Scroll down for the English version.


Février a compté un jour de plus cette année. L’air de Hong Kong était plus sec que d’ordinaire ce jour bissextile, plus léger, plus bleu comme pour signifier l’éclosion d’un jour spécial en même temps qu’un monde nouveau.

J’ai appris que je pouvais cohabiter avec un colocataire manquant quelque peu d’hygiène, et n’en être presque pas gênée. Car oui, c’est la vérité – M., mon flatmate brésilien, a fait le choix de puer. C’est bien un choix, quand on sait que ledit cinquantenaire blond décoloré juge bon de ne jamais ouvrir sa fenêtre, exhalant ainsi une odeur âcre et disons-le, dégueulasse, chaque fois qu’il ouvre la porte de sa tanière. Prise d’une envie de surgir dans sa chambre un spray désodorisant à la main, me voici pourtant contrainte à l’inaction, réduite à l’étouffement, par lâcheté autant que par angoisse de passer pour une personne vulgaire et sans cœur. Il est des situations qu’il n’est possible que de subir, et non de dominer… Si l’on excepte la fois où j’ai saisi ma chance pour pulvériser du Fébrèze dans sa chambre alors qu’il se douchait (car il se douche ! Ô joie !) avant de me hâter jusqu’à ma chambre, pleine de culpabilité. Mazette, quel doux petit plaisir coupable.

Je me console en tapant sans gêne aucune contre son mur dès que je l’entends regarder des films érotiques à 3h du matin. De plus, je suis forcée de croire au destin devant l’arrivée de notre nouvelle colocataire. Aromathérapeute, la voici qui se met à disposer des brûle-parfums aux quatre coins de notre boudoir, embaumant les lieux avec ses huiles divines.

Oserais-je comparer la vie à des montagnes russes ?

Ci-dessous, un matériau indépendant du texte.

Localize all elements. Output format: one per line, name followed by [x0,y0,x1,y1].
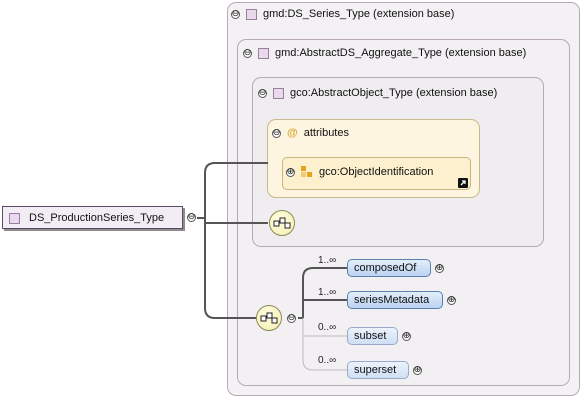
element-subset[interactable]: subset [347,327,398,345]
element-label: composedOf [354,262,417,274]
element-composed-of[interactable]: composedOf [347,259,431,277]
cardinality-label: 0..∞ [318,355,337,366]
collapse-toggle-icon[interactable]: ⊖ [287,314,296,323]
cardinality-label: 1..∞ [318,255,337,266]
element-series-metadata[interactable]: seriesMetadata [347,291,443,309]
expand-toggle-icon[interactable]: ⊕ [402,332,411,341]
element-label: superset [354,364,397,376]
element-label: seriesMetadata [354,294,430,306]
connector-lines [197,162,347,371]
cardinality-label: 0..∞ [318,322,337,333]
element-label: subset [354,330,387,342]
expand-toggle-icon[interactable]: ⊕ [413,366,422,375]
expand-toggle-icon[interactable]: ⊕ [435,264,444,273]
expand-toggle-icon[interactable]: ⊕ [447,296,456,305]
sequence-compositor-icon[interactable] [269,210,295,236]
element-superset[interactable]: superset [347,361,409,379]
cardinality-label: 1..∞ [318,287,337,298]
sequence-compositor-icon[interactable] [256,305,282,331]
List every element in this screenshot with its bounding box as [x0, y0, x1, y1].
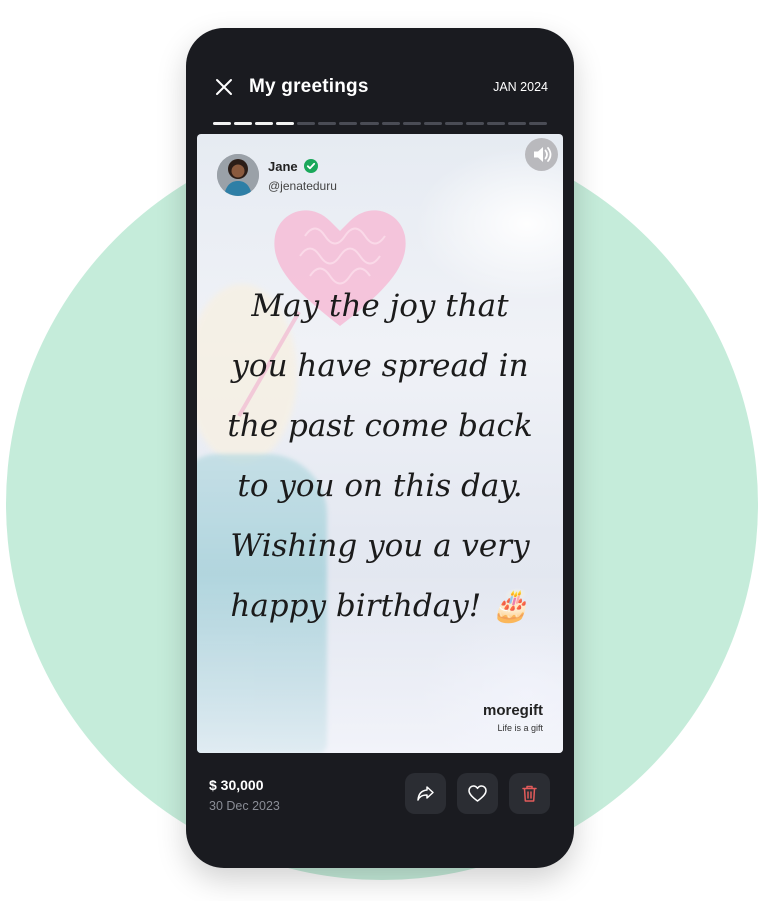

J’ai aussi appris que les missionnaires chrétiennes de 22 ans d’Oklahoma pouvaient adopter un style vestimentaire hippie. Je le sais, parce que j’en ai rencontré une dans le tram, un midi. Elle est venue s’asseoir à côté de moi, a tourné sa jolie tête blonde vers moi et m’a dit, de but en blanc : « Where are you from ? » Alors que nous conversions de choses et d’autres pendant à peu près 45 secondes, je ne pouvais que constater l’électricité ruisselant de ses yeux. Deux taches d’un bleu d’autant plus vertigineux que son visage s’offrait directement à la lumière du jour, réduisant ses pupilles à des points de détail. Une minute après le début de notre entretien, cette jeune femme dont la beauté m’avait saisie s’est levée d’un bond et a disparu dans l’escalier du tram. Une apparition sans doute.

Hong Kong n’est pas une ville qui invite tellement à la flânerie. Elle est dense, ondée, imprévisible, chaotique d’apparence. Mais les rues étrangement seventies ont quelque chose de charmant, de douloureusement émouvant, comme pour dire « regardez, nous sommes des immeubles un peu laids, rapidement construits pour absorber les milliers de personnes qui s’entassent ici – n’appréciez-vous cependant nos couleurs absurdes, nos mille fenêtres et l’affront que nous faisons aux lois de la pesanteur ? »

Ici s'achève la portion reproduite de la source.